Letter from Prague

"Towards the Volcano" - that's the name of a street near where I live. In fact, to call it a street is something of a compliment. It is just a short road lined by a couple of rather neglected houses with gutted Skodas abandoned outside, that continues as a muddy concrete track and ends in a small rocky outcrop by a couple of derelict garages. This little outcrop is, I suspect, the explanation for the street's name, but if ever it was a volcano, it must have been a long, long time ago.
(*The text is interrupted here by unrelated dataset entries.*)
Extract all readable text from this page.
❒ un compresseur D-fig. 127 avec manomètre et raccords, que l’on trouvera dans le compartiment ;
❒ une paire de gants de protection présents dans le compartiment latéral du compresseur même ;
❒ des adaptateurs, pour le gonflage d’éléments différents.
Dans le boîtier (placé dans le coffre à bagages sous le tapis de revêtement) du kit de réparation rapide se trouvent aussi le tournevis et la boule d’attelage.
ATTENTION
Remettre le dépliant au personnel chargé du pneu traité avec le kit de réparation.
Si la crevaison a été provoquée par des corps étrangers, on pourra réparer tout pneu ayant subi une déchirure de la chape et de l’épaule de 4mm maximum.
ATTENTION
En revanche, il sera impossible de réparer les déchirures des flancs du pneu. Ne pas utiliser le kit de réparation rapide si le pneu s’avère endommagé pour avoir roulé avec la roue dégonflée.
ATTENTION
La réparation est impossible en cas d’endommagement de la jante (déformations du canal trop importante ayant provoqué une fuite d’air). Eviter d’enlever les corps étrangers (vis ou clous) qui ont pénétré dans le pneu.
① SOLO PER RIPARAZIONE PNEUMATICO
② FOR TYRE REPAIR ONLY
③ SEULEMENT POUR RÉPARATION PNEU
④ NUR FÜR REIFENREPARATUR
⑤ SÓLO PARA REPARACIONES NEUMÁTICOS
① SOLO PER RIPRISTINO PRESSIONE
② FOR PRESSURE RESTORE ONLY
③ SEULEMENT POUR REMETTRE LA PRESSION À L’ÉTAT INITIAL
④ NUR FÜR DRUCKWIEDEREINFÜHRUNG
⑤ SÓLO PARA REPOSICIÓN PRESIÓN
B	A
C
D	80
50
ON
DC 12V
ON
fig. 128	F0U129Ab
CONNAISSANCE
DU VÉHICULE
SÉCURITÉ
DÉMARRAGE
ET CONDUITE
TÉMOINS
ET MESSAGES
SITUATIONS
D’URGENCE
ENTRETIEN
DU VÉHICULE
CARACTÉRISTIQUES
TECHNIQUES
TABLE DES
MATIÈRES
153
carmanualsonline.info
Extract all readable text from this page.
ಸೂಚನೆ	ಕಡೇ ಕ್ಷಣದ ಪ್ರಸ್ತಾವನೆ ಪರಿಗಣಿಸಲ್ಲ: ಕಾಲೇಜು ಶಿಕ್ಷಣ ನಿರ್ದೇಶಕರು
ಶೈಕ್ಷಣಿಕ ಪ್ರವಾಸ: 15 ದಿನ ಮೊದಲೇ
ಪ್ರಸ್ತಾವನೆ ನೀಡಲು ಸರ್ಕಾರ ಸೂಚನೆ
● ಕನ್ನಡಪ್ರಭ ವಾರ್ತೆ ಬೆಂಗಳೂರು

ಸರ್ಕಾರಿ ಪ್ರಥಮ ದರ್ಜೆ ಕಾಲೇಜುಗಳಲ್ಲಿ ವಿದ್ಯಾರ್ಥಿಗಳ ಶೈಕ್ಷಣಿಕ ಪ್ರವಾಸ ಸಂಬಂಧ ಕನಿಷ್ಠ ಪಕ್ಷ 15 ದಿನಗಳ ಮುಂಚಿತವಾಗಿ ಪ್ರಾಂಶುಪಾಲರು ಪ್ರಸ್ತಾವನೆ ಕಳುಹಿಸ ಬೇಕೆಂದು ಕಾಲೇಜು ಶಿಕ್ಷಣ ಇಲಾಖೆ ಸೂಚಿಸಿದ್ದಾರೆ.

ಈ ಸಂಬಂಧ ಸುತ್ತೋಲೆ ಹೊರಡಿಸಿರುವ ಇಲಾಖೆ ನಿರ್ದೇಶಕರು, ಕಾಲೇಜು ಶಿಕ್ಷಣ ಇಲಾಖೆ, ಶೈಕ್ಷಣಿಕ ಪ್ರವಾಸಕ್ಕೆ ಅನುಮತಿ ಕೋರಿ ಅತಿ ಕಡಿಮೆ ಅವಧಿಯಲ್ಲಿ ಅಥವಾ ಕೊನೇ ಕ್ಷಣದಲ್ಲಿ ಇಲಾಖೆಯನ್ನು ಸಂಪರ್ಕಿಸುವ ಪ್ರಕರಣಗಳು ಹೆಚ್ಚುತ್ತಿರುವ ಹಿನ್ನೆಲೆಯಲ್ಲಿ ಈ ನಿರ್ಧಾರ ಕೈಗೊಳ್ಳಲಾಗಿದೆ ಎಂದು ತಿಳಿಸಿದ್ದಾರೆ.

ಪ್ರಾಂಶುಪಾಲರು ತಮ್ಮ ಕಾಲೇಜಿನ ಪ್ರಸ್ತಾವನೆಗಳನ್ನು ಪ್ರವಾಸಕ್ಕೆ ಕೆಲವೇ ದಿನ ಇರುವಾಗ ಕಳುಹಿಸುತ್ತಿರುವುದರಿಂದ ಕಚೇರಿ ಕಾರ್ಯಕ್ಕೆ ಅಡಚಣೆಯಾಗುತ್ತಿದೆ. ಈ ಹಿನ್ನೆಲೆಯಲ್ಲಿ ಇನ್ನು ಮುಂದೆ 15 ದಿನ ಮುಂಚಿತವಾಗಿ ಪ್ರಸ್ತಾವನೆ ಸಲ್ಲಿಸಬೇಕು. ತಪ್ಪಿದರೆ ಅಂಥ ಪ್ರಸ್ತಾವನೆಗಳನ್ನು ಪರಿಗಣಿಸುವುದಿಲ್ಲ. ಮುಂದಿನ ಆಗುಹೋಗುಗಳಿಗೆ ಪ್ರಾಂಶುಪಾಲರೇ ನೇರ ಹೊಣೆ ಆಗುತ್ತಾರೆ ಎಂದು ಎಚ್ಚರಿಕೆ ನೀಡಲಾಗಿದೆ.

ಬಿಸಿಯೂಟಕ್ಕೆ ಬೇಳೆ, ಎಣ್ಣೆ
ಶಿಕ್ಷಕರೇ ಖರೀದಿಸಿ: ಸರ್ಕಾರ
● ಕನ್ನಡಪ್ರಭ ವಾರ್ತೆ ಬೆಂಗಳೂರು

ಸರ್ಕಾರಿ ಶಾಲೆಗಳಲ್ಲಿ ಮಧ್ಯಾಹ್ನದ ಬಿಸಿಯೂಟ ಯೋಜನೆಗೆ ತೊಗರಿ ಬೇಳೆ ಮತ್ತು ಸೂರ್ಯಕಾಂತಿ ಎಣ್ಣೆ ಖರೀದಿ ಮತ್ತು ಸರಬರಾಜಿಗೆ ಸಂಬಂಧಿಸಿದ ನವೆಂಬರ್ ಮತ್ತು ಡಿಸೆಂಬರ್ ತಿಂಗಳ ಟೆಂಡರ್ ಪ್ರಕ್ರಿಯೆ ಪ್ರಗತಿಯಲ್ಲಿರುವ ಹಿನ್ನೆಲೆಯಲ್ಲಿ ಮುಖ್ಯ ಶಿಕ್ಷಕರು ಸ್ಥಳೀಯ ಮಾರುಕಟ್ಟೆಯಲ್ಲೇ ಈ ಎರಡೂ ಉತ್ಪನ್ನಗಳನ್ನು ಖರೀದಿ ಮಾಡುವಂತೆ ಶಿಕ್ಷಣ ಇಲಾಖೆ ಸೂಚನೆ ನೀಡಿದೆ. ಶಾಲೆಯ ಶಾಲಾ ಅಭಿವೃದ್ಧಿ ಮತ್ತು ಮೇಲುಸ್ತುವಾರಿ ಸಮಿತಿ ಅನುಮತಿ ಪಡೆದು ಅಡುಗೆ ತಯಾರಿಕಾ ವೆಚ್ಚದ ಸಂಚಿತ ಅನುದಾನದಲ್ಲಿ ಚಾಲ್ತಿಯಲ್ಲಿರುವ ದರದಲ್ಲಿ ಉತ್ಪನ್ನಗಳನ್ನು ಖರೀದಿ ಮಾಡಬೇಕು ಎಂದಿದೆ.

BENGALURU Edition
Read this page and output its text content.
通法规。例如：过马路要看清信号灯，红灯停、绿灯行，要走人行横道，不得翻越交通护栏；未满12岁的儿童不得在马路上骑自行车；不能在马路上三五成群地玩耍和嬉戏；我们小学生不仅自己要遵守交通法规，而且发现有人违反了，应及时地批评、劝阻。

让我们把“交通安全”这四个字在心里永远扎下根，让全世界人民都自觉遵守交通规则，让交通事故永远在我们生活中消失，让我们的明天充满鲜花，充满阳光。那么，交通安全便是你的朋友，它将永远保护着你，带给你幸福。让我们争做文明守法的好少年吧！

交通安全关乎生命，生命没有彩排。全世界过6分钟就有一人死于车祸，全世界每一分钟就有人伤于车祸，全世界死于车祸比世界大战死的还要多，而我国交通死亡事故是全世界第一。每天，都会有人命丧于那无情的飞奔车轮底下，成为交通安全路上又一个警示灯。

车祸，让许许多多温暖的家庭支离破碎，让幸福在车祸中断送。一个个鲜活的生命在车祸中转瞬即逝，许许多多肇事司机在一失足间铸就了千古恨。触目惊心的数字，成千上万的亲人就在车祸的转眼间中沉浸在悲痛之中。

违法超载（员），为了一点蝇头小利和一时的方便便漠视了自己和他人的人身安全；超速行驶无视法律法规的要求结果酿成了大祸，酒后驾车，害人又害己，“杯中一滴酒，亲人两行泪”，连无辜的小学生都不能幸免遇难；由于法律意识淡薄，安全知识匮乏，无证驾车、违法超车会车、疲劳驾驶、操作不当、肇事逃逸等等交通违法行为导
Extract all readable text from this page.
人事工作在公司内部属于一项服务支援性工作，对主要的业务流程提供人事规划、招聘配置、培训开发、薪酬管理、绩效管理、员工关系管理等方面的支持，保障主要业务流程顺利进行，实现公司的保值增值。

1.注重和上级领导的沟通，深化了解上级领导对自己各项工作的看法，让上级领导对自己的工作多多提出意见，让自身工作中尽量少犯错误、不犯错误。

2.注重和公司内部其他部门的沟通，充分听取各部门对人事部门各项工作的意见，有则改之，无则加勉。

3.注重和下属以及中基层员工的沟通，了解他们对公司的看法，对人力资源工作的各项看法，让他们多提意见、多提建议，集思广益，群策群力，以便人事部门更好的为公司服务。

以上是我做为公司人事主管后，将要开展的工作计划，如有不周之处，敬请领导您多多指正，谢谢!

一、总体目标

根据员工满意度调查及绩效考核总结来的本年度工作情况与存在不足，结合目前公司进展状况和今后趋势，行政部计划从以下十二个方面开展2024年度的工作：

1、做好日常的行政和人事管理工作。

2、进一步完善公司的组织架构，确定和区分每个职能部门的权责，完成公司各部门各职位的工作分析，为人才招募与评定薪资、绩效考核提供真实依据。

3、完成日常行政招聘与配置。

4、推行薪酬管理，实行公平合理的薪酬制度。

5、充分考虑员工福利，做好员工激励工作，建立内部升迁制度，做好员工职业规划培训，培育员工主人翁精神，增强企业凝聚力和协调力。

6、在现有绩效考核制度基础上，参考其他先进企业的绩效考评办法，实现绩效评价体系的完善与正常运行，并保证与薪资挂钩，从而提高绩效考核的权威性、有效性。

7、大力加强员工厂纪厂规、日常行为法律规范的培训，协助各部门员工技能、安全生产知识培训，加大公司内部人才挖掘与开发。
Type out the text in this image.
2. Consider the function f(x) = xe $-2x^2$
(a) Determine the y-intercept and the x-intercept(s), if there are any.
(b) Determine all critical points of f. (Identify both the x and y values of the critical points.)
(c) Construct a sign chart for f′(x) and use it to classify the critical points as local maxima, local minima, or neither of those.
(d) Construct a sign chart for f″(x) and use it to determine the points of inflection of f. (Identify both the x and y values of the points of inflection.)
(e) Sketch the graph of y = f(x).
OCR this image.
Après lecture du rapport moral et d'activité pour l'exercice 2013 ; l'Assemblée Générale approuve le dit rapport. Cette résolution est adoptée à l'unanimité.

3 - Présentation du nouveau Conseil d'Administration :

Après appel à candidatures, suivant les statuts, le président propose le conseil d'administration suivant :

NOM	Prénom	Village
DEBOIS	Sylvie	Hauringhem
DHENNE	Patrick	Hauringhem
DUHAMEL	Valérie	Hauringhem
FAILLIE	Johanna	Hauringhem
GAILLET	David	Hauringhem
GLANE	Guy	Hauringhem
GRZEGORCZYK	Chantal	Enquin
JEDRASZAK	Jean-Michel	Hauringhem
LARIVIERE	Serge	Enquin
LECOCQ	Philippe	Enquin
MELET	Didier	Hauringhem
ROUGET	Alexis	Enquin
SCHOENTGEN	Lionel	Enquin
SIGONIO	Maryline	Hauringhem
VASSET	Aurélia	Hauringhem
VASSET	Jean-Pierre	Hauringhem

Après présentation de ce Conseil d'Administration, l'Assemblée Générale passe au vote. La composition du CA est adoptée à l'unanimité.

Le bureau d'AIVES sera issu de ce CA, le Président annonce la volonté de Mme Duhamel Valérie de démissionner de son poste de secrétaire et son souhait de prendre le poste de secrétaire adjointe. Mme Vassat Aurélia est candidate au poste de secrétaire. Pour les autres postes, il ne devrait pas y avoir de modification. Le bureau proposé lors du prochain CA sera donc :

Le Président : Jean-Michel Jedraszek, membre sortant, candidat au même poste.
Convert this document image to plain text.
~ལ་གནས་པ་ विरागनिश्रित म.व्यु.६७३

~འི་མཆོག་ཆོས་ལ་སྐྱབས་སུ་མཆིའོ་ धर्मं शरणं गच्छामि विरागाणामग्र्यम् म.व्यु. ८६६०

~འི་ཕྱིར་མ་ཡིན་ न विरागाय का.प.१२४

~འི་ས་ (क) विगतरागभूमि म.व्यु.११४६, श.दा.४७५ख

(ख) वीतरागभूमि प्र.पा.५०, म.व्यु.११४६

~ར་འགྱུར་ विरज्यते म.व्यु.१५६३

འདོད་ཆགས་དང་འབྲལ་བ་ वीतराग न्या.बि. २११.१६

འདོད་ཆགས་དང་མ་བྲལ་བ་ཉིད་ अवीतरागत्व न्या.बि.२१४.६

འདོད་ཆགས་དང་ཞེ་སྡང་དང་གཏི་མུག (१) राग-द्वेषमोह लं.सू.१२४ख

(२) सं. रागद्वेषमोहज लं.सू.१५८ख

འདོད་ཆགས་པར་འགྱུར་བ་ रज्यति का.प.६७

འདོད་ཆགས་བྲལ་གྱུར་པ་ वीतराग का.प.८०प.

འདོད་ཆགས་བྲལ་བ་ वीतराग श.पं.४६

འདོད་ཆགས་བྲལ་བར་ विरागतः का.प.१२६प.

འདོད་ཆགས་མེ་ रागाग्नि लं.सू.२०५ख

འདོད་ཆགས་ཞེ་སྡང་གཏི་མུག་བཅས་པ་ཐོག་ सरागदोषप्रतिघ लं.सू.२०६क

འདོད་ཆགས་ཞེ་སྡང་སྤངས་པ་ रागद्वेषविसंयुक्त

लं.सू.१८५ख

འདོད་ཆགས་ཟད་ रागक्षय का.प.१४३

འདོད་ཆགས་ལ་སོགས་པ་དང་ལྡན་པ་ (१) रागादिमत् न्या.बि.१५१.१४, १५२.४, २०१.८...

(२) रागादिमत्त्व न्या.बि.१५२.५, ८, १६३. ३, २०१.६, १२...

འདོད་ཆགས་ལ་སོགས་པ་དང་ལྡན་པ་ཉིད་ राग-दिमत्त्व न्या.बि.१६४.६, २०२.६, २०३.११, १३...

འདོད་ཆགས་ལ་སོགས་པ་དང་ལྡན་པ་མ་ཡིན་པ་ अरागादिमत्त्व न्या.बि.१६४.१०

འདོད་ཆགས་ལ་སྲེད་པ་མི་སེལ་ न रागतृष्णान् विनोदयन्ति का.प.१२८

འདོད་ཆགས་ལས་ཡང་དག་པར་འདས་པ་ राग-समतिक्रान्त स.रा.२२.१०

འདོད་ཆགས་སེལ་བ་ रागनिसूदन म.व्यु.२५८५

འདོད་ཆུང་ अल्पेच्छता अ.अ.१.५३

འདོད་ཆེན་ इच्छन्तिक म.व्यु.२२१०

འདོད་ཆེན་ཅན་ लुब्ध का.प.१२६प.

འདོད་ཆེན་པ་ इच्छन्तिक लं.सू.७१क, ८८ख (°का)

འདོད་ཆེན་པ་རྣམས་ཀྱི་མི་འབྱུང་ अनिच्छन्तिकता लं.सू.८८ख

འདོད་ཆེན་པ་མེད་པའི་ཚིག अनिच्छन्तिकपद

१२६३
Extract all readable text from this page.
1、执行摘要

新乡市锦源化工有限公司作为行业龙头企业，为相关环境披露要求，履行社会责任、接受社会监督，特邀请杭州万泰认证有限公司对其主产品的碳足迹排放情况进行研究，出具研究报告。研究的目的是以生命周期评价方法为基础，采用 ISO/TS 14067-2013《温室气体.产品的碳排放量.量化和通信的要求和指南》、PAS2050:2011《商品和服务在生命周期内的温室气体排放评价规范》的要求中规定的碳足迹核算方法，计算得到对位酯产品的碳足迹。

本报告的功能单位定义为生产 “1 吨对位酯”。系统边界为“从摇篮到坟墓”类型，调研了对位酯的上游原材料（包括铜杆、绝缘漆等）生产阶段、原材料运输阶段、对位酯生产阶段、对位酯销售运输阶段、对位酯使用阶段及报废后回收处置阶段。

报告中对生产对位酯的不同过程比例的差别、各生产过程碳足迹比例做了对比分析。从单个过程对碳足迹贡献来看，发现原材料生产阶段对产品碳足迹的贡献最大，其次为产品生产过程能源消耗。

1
We are in that strange no-man's-land between town and country - what is known in Czech as the "periferie". Now this isn't the same as the rather dull and dismissive English term "periphery"; in that Czech word "periferie", which roles slowly off the tongue, there is hint of poetry. It evokes a melancholy, neglected twilight world, the blurred edge of the city, where a street called "Towards the Volcano" maybe isn't such a surprise. Here we see the remnants of what were once villages, a few cottages and barns, there are piles of rubble and rusting corrugated iron fences, with the remains of posters inviting you to last year's circus. If you look through the many cracks in the fence you can see a mass of neglected fairground attractions - lying at strange angles and waiting for the summer. And around all this, sitting in the mud, are the vast concrete housing estates, put up in a hurry in the 1980s, and where I live with my family. Because everything was built so fast, and because of the huge windy distances between the blocks, even here fragments of the lost countryside remain, mingling with piles of concrete and earth left over from when the estate was built. Quite often I have seen hares run out from the undergrowth at such a speed that the passing suburban lapdogs and their owners don't even notice, and in spring the air fills with the mating calls of frogs in what remains of a muddy pond. This too is the wonderful world of the "periferie", refusing to be pushed out by suburbia. It is a world beloved of many a Czech writer, nearly always as the place where strange or seedy or criminal things happen, as often as not in pubs without signs, or in one-storey cottages that the concrete left behind. But the true champion of the "periferie" is the painter Kamil Lhotak, who died in Prague a few years ago. For decades his paintings and drawings celebrated this world. They are filled with bits of machinery, sheds, hangars, bicycles propped against crumbling fences, advertisement hoardings, broken merry-go-rounds and airfields. He makes the "periferie" as beautiful as anything we'll find in Prague's Old Town. I'm just in the process of moving back to the city centre. Everyone tells me I'm lucky, but I have to say that I shall miss Kamil Lhotak's world, and I know that my three-year-old son will miss it even more. At that age what can be more fun than squeezing through a gap in a rusty overgrown fence.